The craft, he says, were flying in Air Force formation: a lead ship with others following to either side in a swept-wing formation. At that moment he says he realized that if they were extra-terrestrial they would not be traveling that in that manner.
“Maybe the crash wasn’t alien,” Wilcoxson said he realized of Roswell. “You’re getting down into the military, where the military operates, so you can put two and two together.”
He cites other dates he says are key to the alleged secrecy.
“(The year) 1953 was ... important because the CIA formed the Robertson Panel. They were going to discuss whether or not UFOs existed,” Wilcoxson says. “(President) Truman suggested to the CIA to investigate those UFOs,” Wilcoxson says. “The CIA convened the Robertson Panel, which was a bunch of bunk.”
The group was officially known as the “Office of Scientific Intelligence Advisory Panel On Unidentified Flying Objects.” The Web site parascope.com states the group was created when “the CIA’s science officials had resolved to form an expert panel to come up with police recommendations on how to minimize public concern about UFOs and prevent panic during large national flaps.”
They determined any “threat posed by UFOs to national security was psychological rather than physical,” the site states.
About the same time, Wilcoxson says, the United States established moon bases to mine the resources.
“We have never left the moon. Never, never, never. We were on the moon in the early ’50s and are still there,” he says.
So why continue to perpetrate fraud? From Wilcoxson’s point of view, thousands of jobs would instantly go away if rocketry-based science were to end.
“They’re after your money,” Wilcoxson says. “We’re also misleading the kids. Why don’t we tell (the students) the truth?”

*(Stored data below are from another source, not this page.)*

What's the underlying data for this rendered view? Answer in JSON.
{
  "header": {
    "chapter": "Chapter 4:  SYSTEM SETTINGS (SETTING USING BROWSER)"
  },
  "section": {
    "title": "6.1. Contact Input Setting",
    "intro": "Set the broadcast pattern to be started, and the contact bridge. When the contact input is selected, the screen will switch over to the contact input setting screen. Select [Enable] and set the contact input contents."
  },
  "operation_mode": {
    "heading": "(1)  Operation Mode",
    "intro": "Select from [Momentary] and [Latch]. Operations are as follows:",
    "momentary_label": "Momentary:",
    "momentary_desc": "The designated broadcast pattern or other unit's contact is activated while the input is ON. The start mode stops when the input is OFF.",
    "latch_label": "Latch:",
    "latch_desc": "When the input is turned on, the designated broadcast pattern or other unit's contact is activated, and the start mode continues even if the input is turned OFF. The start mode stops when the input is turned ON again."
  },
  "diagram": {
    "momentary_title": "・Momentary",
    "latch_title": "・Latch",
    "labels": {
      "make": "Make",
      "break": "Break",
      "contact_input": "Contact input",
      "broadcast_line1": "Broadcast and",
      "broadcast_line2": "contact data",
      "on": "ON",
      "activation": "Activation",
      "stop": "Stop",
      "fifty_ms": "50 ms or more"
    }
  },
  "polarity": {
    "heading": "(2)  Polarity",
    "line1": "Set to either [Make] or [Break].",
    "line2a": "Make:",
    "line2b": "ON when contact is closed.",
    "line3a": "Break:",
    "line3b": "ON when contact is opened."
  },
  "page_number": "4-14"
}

Not doing so, he says, limits their future employment opportunities, which he believes will greatly expand to make up for the end of the rocket era. If not, Wilcoxson believes when the secret house of cards comes tumbling down, industry built on the lie will crash and the economy will follow. He points out that Alamogordo is highly dependent upon Holloman and the F-117A Nighthawk stealth fighters.
The latest event he characterizes as propping up the house of cards is X-PRIZE, which he insists was “instigated by NASA” to push the “hoax” along.
“They had professional hypers. That show was quite well organized. It wasn’t for the good of southern New Mexico. It wasn’t to benefit space travel. It was a well put-on sideshow,” Wilcoxson says. “It all stinks.”